MPs from the Common public accounts select committee are urging HM Revenue and Customs to “robustly” pursue companies that avoid paying tax on their profits.
The committee found that over 25 percent of the UK’s 700 largest businesses paid no corporation tax to HMRC in 2005-6, with some cases due to their use of tax relief and tax avoidance schemes.
A spokesman for the HMRC said that it had improved its targeting of corporation tax inquires “significantly”.
The reports from the select committee criticised the wide variation in the amount of tax paid by companies and called for a yearly report to b produced to explain any discrepancies.
The MPs discovered that 181 of the 700 firms avoided paying corporation tax at all in 2005-06. The group of MPs found that 50 companies accounted for two-thirds of the £24bn collected in 2006-07 – the majority of those were involved in oil, gas, banking and insurance.

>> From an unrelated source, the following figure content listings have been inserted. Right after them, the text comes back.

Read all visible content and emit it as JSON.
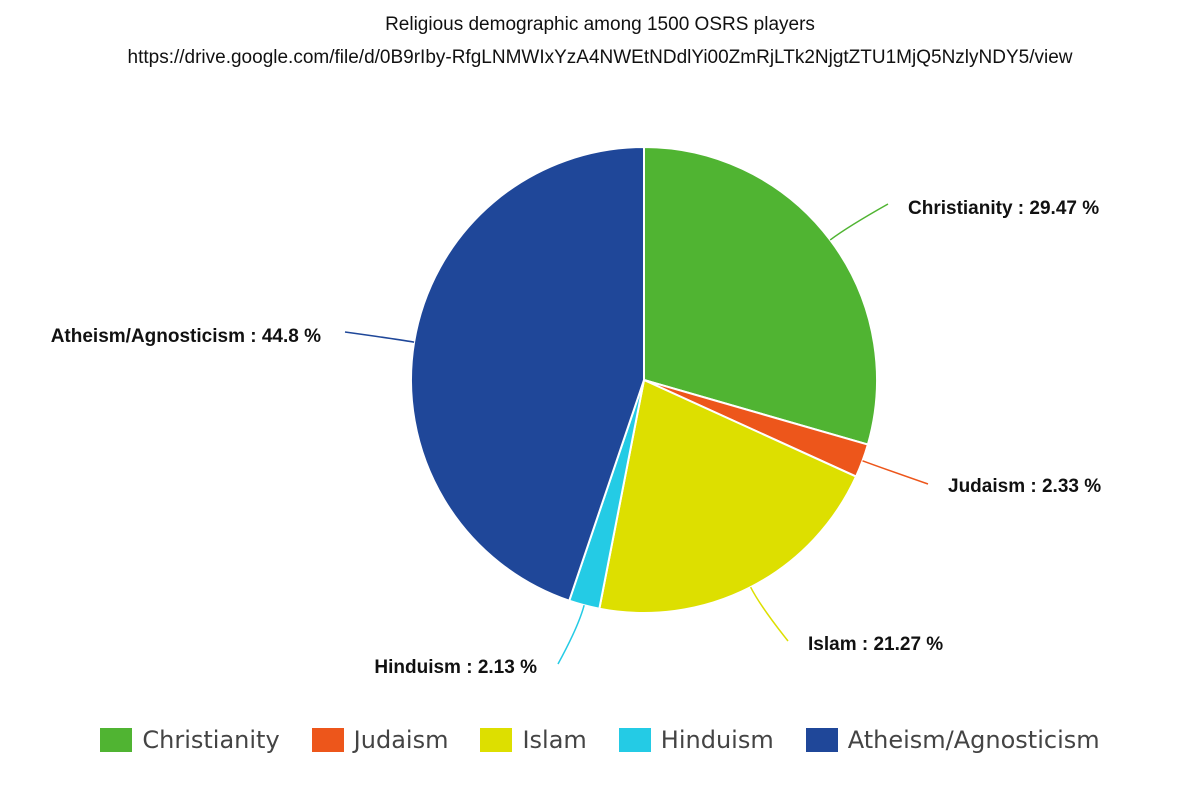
{
  "chart_data": {
    "type": "pie",
    "title": "Religious demographic among 1500 OSRS players",
    "subtitle": "https://drive.google.com/file/d/0B9rIby-RfgLNMWIxYzA4NWEtNDdlYi00ZmRjLTk2NjgtZTU1MjQ5NzlyNDY5/view",
    "slices": [
      {
        "name": "Christianity",
        "value": 29.47,
        "label": "Christianity : 29.47 %",
        "color": "#50b432"
      },
      {
        "name": "Judaism",
        "value": 2.33,
        "label": "Judaism : 2.33 %",
        "color": "#ed561b"
      },
      {
        "name": "Islam",
        "value": 21.27,
        "label": "Islam : 21.27 %",
        "color": "#dddf00"
      },
      {
        "name": "Hinduism",
        "value": 2.13,
        "label": "Hinduism : 2.13 %",
        "color": "#24cbe5"
      },
      {
        "name": "Atheism/Agnosticism",
        "value": 44.8,
        "label": "Atheism/Agnosticism : 44.8 %",
        "color": "#1f4799"
      }
    ],
    "legend_position": "bottom"
  }
}
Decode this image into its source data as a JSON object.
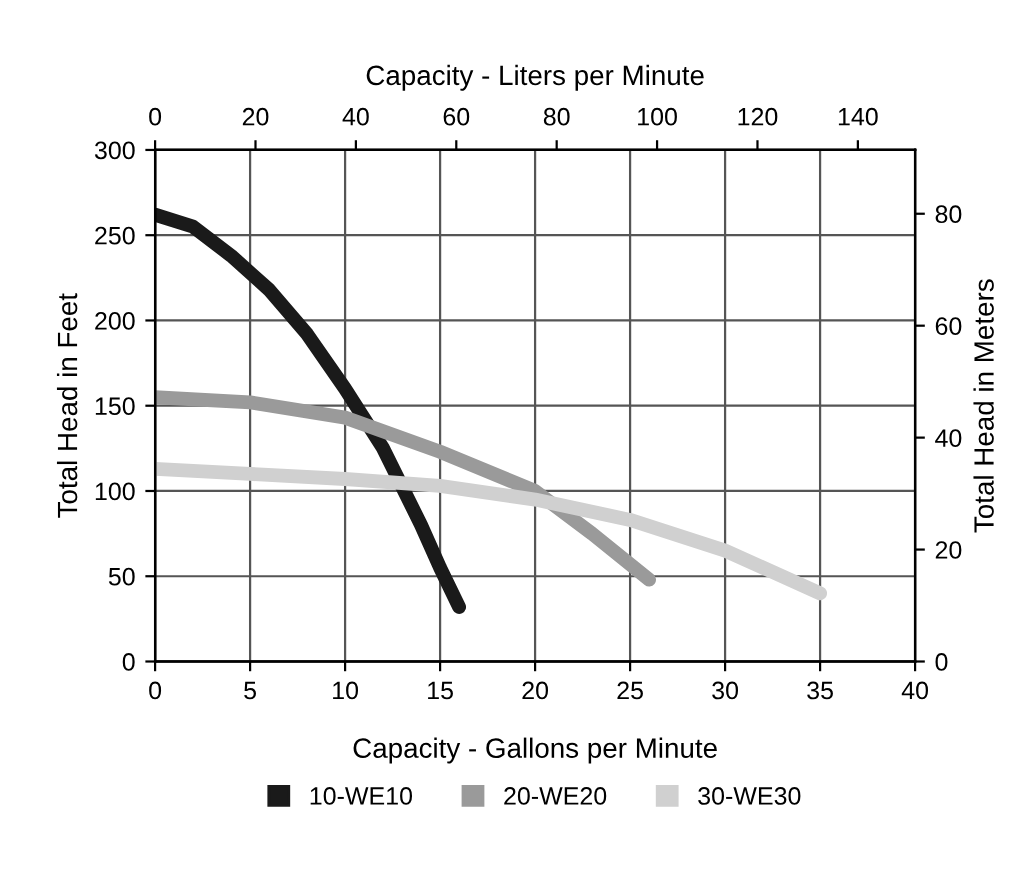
{
  "chart_data": {
    "type": "line",
    "x2label": "Capacity - Liters per Minute",
    "xlabel": "Capacity - Gallons per Minute",
    "ylabel": "Total Head in Feet",
    "y2label": "Total Head in Meters",
    "xlim": [
      0,
      40
    ],
    "xticks": [
      0,
      5,
      10,
      15,
      20,
      25,
      30,
      35,
      40
    ],
    "ylim": [
      0,
      300
    ],
    "yticks": [
      0,
      50,
      100,
      150,
      200,
      250,
      300
    ],
    "x2lim": [
      0,
      151.4
    ],
    "x2ticks": [
      0,
      20,
      40,
      60,
      80,
      100,
      120,
      140
    ],
    "y2lim": [
      0,
      91.4
    ],
    "y2ticks": [
      0,
      20,
      40,
      60,
      80
    ],
    "grid": true,
    "legend": "bottom",
    "marker": "none",
    "line_style": "solid",
    "series": [
      {
        "name": "10-WE10",
        "color": "#1a1a1a",
        "x": [
          0,
          2,
          4,
          6,
          8,
          10,
          12,
          14,
          15,
          16
        ],
        "values": [
          262,
          255,
          238,
          218,
          192,
          160,
          125,
          80,
          55,
          32
        ]
      },
      {
        "name": "20-WE20",
        "color": "#9a9a9a",
        "x": [
          0,
          5,
          10,
          15,
          20,
          23,
          26
        ],
        "values": [
          155,
          152,
          143,
          123,
          100,
          75,
          48
        ]
      },
      {
        "name": "30-WE30",
        "color": "#d0d0d0",
        "x": [
          0,
          5,
          10,
          15,
          20,
          25,
          30,
          35
        ],
        "values": [
          113,
          110,
          107,
          103,
          95,
          83,
          65,
          40
        ]
      }
    ]
  }
}
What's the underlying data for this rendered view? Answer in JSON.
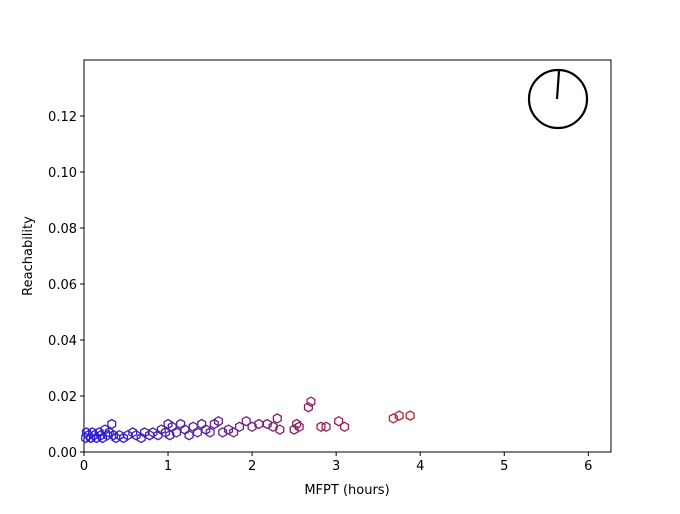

According to the committee, investigations into the tax discrepancies of certain firms under scrutiny currently take too long and are yielding too little.
Committee chairman Edward Leigh said that, “The fact nearly 60% of the department’s inquiries into compliance turn out to produce less than 1% of the additional tax raised constitutes very poor targeting.”
“It is extraordinary that there is no correlation between the resources committed to each inquiry and the amount of tax in question.”
Mr Leigh said that the HMRC must plan a new way that “high-risk businesses will be singled out for extensive investigation”.
“It should also robustly apply new penalties for those companies engaged in serious tax avoidance activities,” he added.
Although the HMRC is currently calculating the amount of tax owed to the economy, one initial report claims the figure could be as high as £8.5bn.
The Liberal Democrats argue that the government could save million of pounds by tightening the rules on corporate tax payment.
An HMRC spokesman said: “We have cut the number of open inquiries by over 50% since April 2007 and the number of cases focused purely on low-risk issues is down by nearly 90%.”